BANYUWANGI – Bupati Abdullah Azwar Anas meminta segenap aparatur sipil negara (ASN) Pemkab Banyuwangi menjadikan momentum Hari Jadi Banyuwangi (Harjaba) ke-246 untuk terus meningkatkan kualitas pelayanan publik. Anas juga mendesak semua staf dan karyawan pemkab terbuka dan menerima kritik dengan peningkatan kinerja.
Hal itu disampaikan Anas saat menjadi inspektur upacara peringatan Harjaba ke-246 di halaman kantor Pemkab Banyuwangi kemarin (18/12). Anas menyebut peringatan Harjaba bukan sekadar menghitung angka, namun sejauh mana prestasi yang telah diraih bisa berdampak pada peningkatan kesejahteraan masyarakat.
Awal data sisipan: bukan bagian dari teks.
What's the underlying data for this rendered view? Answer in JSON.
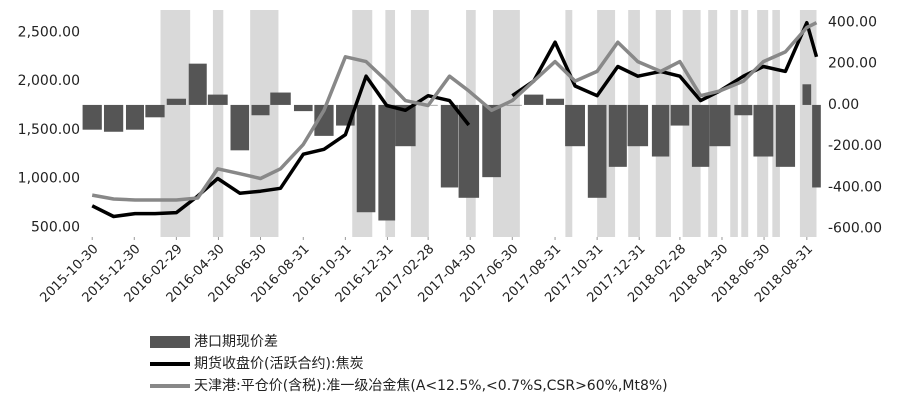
{
  "chart_data": {
    "type": "combo",
    "x": [
      "2015-10-30",
      "2015-11-30",
      "2015-12-31",
      "2016-01-29",
      "2016-02-29",
      "2016-03-31",
      "2016-04-29",
      "2016-05-31",
      "2016-06-30",
      "2016-07-29",
      "2016-08-31",
      "2016-09-30",
      "2016-10-31",
      "2016-11-30",
      "2016-12-30",
      "2017-01-26",
      "2017-02-28",
      "2017-03-31",
      "2017-04-28",
      "2017-05-31",
      "2017-06-30",
      "2017-07-31",
      "2017-08-31",
      "2017-09-29",
      "2017-10-31",
      "2017-11-30",
      "2017-12-29",
      "2018-01-31",
      "2018-02-28",
      "2018-03-30",
      "2018-04-27",
      "2018-05-31",
      "2018-06-29",
      "2018-07-31",
      "2018-08-31",
      "2018-09-14"
    ],
    "series": [
      {
        "name": "港口期现价差",
        "kind": "bar",
        "axis": "y2",
        "color": "#555555",
        "values": [
          -120,
          -130,
          -120,
          -60,
          30,
          200,
          50,
          -220,
          -50,
          60,
          -30,
          -150,
          -100,
          -520,
          -560,
          -200,
          0,
          -400,
          -450,
          -350,
          0,
          50,
          30,
          -200,
          -450,
          -300,
          -200,
          -250,
          -100,
          -300,
          -200,
          -50,
          -250,
          -300,
          100,
          -400
        ]
      },
      {
        "name": "期货收盘价(活跃合约):焦炭",
        "kind": "line",
        "color": "#000000",
        "values": [
          720,
          610,
          640,
          640,
          650,
          820,
          1000,
          850,
          870,
          900,
          1250,
          1300,
          1450,
          2050,
          1750,
          1700,
          1850,
          1800,
          1550,
          null,
          1850,
          2000,
          2400,
          1950,
          1850,
          2150,
          2050,
          2100,
          2050,
          1800,
          1900,
          2050,
          2150,
          2100,
          2600,
          2250
        ]
      },
      {
        "name": "天津港:平仓价(含税):准一级冶金焦(A<12.5%,<0.7%S,CSR>60%,Mt8%)",
        "kind": "line",
        "color": "#888888",
        "values": [
          830,
          790,
          780,
          780,
          780,
          800,
          1100,
          1050,
          1000,
          1100,
          1350,
          1700,
          2250,
          2200,
          2000,
          1800,
          1750,
          2050,
          1900,
          1700,
          1800,
          2000,
          2200,
          2000,
          2100,
          2400,
          2200,
          2100,
          2200,
          1850,
          1900,
          2000,
          2200,
          2300,
          2550,
          2600
        ]
      }
    ],
    "shaded_periods": [
      [
        "2016-02-06",
        "2016-03-20"
      ],
      [
        "2016-04-22",
        "2016-05-07"
      ],
      [
        "2016-06-15",
        "2016-07-26"
      ],
      [
        "2016-11-10",
        "2016-12-09"
      ],
      [
        "2016-12-28",
        "2017-01-11"
      ],
      [
        "2017-02-03",
        "2017-03-01"
      ],
      [
        "2017-04-24",
        "2017-05-08"
      ],
      [
        "2017-06-02",
        "2017-07-11"
      ],
      [
        "2017-09-15",
        "2017-09-25"
      ],
      [
        "2017-10-31",
        "2017-11-26"
      ],
      [
        "2017-12-15",
        "2018-01-01"
      ],
      [
        "2018-01-24",
        "2018-02-15"
      ],
      [
        "2018-03-04",
        "2018-03-30"
      ],
      [
        "2018-04-10",
        "2018-04-23"
      ],
      [
        "2018-05-12",
        "2018-05-23"
      ],
      [
        "2018-05-28",
        "2018-06-07"
      ],
      [
        "2018-06-20",
        "2018-07-06"
      ],
      [
        "2018-07-12",
        "2018-07-23"
      ],
      [
        "2018-08-21",
        "2018-09-14"
      ]
    ],
    "shade_color": "#d9d9d9",
    "xlim": [
      "2015-10-21",
      "2018-09-22"
    ],
    "xticks": [
      "2015-10-30",
      "2015-12-30",
      "2016-02-29",
      "2016-04-30",
      "2016-06-30",
      "2016-08-31",
      "2016-10-31",
      "2016-12-31",
      "2017-02-28",
      "2017-04-30",
      "2017-06-30",
      "2017-08-31",
      "2017-10-31",
      "2017-12-31",
      "2018-02-28",
      "2018-04-30",
      "2018-06-30",
      "2018-08-31"
    ],
    "ylim": [
      400,
      2730
    ],
    "yticks": [
      {
        "value": 500,
        "label": "500.00"
      },
      {
        "value": 1000,
        "label": "1,000.00"
      },
      {
        "value": 1500,
        "label": "1,500.00"
      },
      {
        "value": 2000,
        "label": "2,000.00"
      },
      {
        "value": 2500,
        "label": "2,500.00"
      }
    ],
    "y2lim": [
      -640,
      460
    ],
    "y2ticks": [
      {
        "value": 400,
        "label": "400.00"
      },
      {
        "value": 200,
        "label": "200.00"
      },
      {
        "value": 0,
        "label": "0.00"
      },
      {
        "value": -200,
        "label": "-200.00"
      },
      {
        "value": -400,
        "label": "-400.00"
      },
      {
        "value": -600,
        "label": "-600.00"
      }
    ],
    "legend": "bottom"
  }
}
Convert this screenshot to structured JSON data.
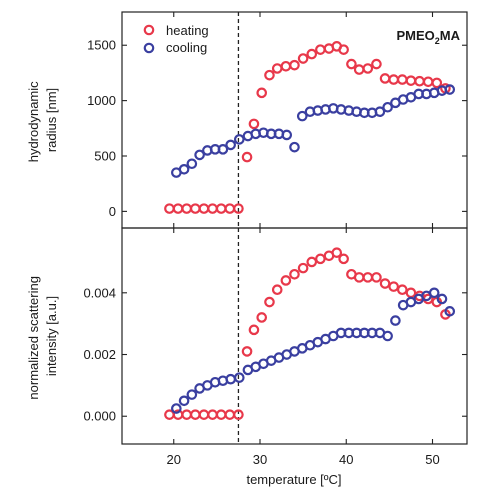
{
  "chart_data": [
    {
      "type": "scatter",
      "ylabel": [
        "hydrodynamic",
        "radius [nm]"
      ],
      "xlim": [
        14,
        54
      ],
      "ylim": [
        -150,
        1800
      ],
      "yticks": [
        0,
        500,
        1000,
        1500
      ],
      "ytick_labels": [
        "0",
        "500",
        "1000",
        "1500"
      ],
      "legend_location": "top-left",
      "annotation": {
        "prefix": "PMEO",
        "subscript": "2",
        "suffix": "MA"
      },
      "vline_x": 27.5,
      "series": [
        {
          "name": "heating",
          "color": "#e8384a",
          "x": [
            19.5,
            20.5,
            21.5,
            22.5,
            23.5,
            24.5,
            25.5,
            26.5,
            27.5,
            28.5,
            29.3,
            30.2,
            31.1,
            32.0,
            33.0,
            34.0,
            35.0,
            36.0,
            37.0,
            38.0,
            38.9,
            39.7,
            40.6,
            41.5,
            42.5,
            43.5,
            44.5,
            45.5,
            46.5,
            47.5,
            48.5,
            49.5,
            50.5,
            51.5
          ],
          "y": [
            25,
            25,
            25,
            25,
            25,
            25,
            25,
            25,
            25,
            490,
            790,
            1070,
            1230,
            1290,
            1310,
            1320,
            1380,
            1420,
            1460,
            1470,
            1490,
            1460,
            1330,
            1280,
            1290,
            1330,
            1200,
            1190,
            1190,
            1180,
            1175,
            1170,
            1160,
            1110
          ]
        },
        {
          "name": "cooling",
          "color": "#3a3fa0",
          "x": [
            20.3,
            21.2,
            22.1,
            23.0,
            23.9,
            24.8,
            25.7,
            26.6,
            27.6,
            28.6,
            29.5,
            30.4,
            31.3,
            32.2,
            33.1,
            34.0,
            34.9,
            35.8,
            36.7,
            37.6,
            38.5,
            39.4,
            40.3,
            41.2,
            42.1,
            43.0,
            43.9,
            44.8,
            45.7,
            46.6,
            47.5,
            48.4,
            49.3,
            50.2,
            51.1,
            52.0
          ],
          "y": [
            350,
            380,
            430,
            510,
            550,
            560,
            560,
            600,
            650,
            680,
            700,
            710,
            700,
            700,
            690,
            580,
            860,
            900,
            910,
            920,
            930,
            920,
            910,
            900,
            890,
            890,
            900,
            940,
            980,
            1010,
            1030,
            1060,
            1060,
            1070,
            1090,
            1100
          ]
        }
      ]
    },
    {
      "type": "scatter",
      "xlabel": "temperature [ºC]",
      "ylabel": [
        "normalized scattering",
        "intensity [a.u.]"
      ],
      "xlim": [
        14,
        54
      ],
      "ylim": [
        -0.0009,
        0.0061
      ],
      "xticks": [
        20,
        30,
        40,
        50
      ],
      "xtick_labels": [
        "20",
        "30",
        "40",
        "50"
      ],
      "yticks": [
        0.0,
        0.002,
        0.004
      ],
      "ytick_labels": [
        "0.000",
        "0.002",
        "0.004"
      ],
      "vline_x": 27.5,
      "series": [
        {
          "name": "heating",
          "color": "#e8384a",
          "x": [
            19.5,
            20.5,
            21.5,
            22.5,
            23.5,
            24.5,
            25.5,
            26.5,
            27.5,
            28.5,
            29.3,
            30.2,
            31.1,
            32.0,
            33.0,
            34.0,
            35.0,
            36.0,
            37.0,
            38.0,
            38.9,
            39.7,
            40.6,
            41.5,
            42.5,
            43.5,
            44.5,
            45.5,
            46.5,
            47.5,
            48.5,
            49.5,
            50.5,
            51.5
          ],
          "y": [
            5e-05,
            5e-05,
            5e-05,
            5e-05,
            5e-05,
            5e-05,
            5e-05,
            5e-05,
            5e-05,
            0.0021,
            0.0028,
            0.0032,
            0.0037,
            0.0041,
            0.0044,
            0.0046,
            0.0048,
            0.005,
            0.0051,
            0.0052,
            0.0053,
            0.0051,
            0.0046,
            0.0045,
            0.0045,
            0.0045,
            0.0043,
            0.0042,
            0.0041,
            0.004,
            0.0039,
            0.0038,
            0.0037,
            0.0033
          ]
        },
        {
          "name": "cooling",
          "color": "#3a3fa0",
          "x": [
            20.3,
            21.2,
            22.1,
            23.0,
            23.9,
            24.8,
            25.7,
            26.6,
            27.6,
            28.6,
            29.5,
            30.4,
            31.3,
            32.2,
            33.1,
            34.0,
            34.9,
            35.8,
            36.7,
            37.6,
            38.5,
            39.4,
            40.3,
            41.2,
            42.1,
            43.0,
            43.9,
            44.8,
            45.7,
            46.6,
            47.5,
            48.4,
            49.3,
            50.2,
            51.1,
            52.0
          ],
          "y": [
            0.00025,
            0.0005,
            0.0007,
            0.0009,
            0.001,
            0.0011,
            0.00115,
            0.0012,
            0.00125,
            0.0015,
            0.0016,
            0.0017,
            0.0018,
            0.0019,
            0.002,
            0.0021,
            0.0022,
            0.0023,
            0.0024,
            0.0025,
            0.0026,
            0.0027,
            0.0027,
            0.0027,
            0.0027,
            0.0027,
            0.0027,
            0.0026,
            0.0031,
            0.0036,
            0.0037,
            0.0038,
            0.0039,
            0.004,
            0.0038,
            0.0034
          ]
        }
      ]
    }
  ]
}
Anas berterima kasih kepada seluruh warga, berbagai kelompok masyarakat, dan jajaran ASN yang telah berinovasi dan bergotong royong melaksanakan beragam program. Inovasi dan gotong royong itu telah mampu meningkatkan pendapatan per kapita warga Banyuwangi dari Rp 20,8 juta per orang per tahun menjadi Rp 41,46 juta per orang per tahun pada 2016 atau ada kenaikan 99 persen. Angka kemiskinan pun menurun cukup pesat menjadi 8,79 persen pada 2016, jauh lebih rendah dibanding rata-rata Provinsi Jatim sebesar 11,77 persen.
Tapi Anas meminta semua elemen untuk tidak berpuas diri. Sebab, tantangan ke depan sangat berat. ”Mungkin dulu kalau orang ingin digdaya atau sakti harus bertapa. Tapi untuk sekarang, teorinya harus inovasi dan kolaborasi. Itu adalah kunci kemenangan bagi daerah untuk maju,” tegas Anas.
Selain itu, Anas mengajak segenap ASN meningkatkan kualitas pelayanan publik di Banyuwangi. Layanan publik harus nyaman, cepat, dan akuntabel. ”Bagi saya, kado terbaik pada Harjaba kali ini adalah pelayanan terbaik kepada masyarakat. Pelayanan tanpa pungutan liar. Serta pelayanan dari hati,” ungkapnya.
Dia lantas menyatakan bahwa Mal Pelayanan Publik yang mengintegrasikan 144 layanan perizinan dan dokumen yang telah sukses di Kota Banyuwangi. Ke depan mal pelayanan publik serupa dibuka di wilayah selatan Bumi Blambangan. ”Sehingga masyarakat yang berasal dari wilayah selatan tidak perlu jauh-jauh ke pusat kota,” pungkasnya.
Sementara itu, usai memimpin upacara, Anas didampingi para anggota forum pimpinan daerah (forpimda) berjalan kaki mengelilingi lokasi upacara. Mereka menyalami satu per satu anggota upacara peringatan Harjaba.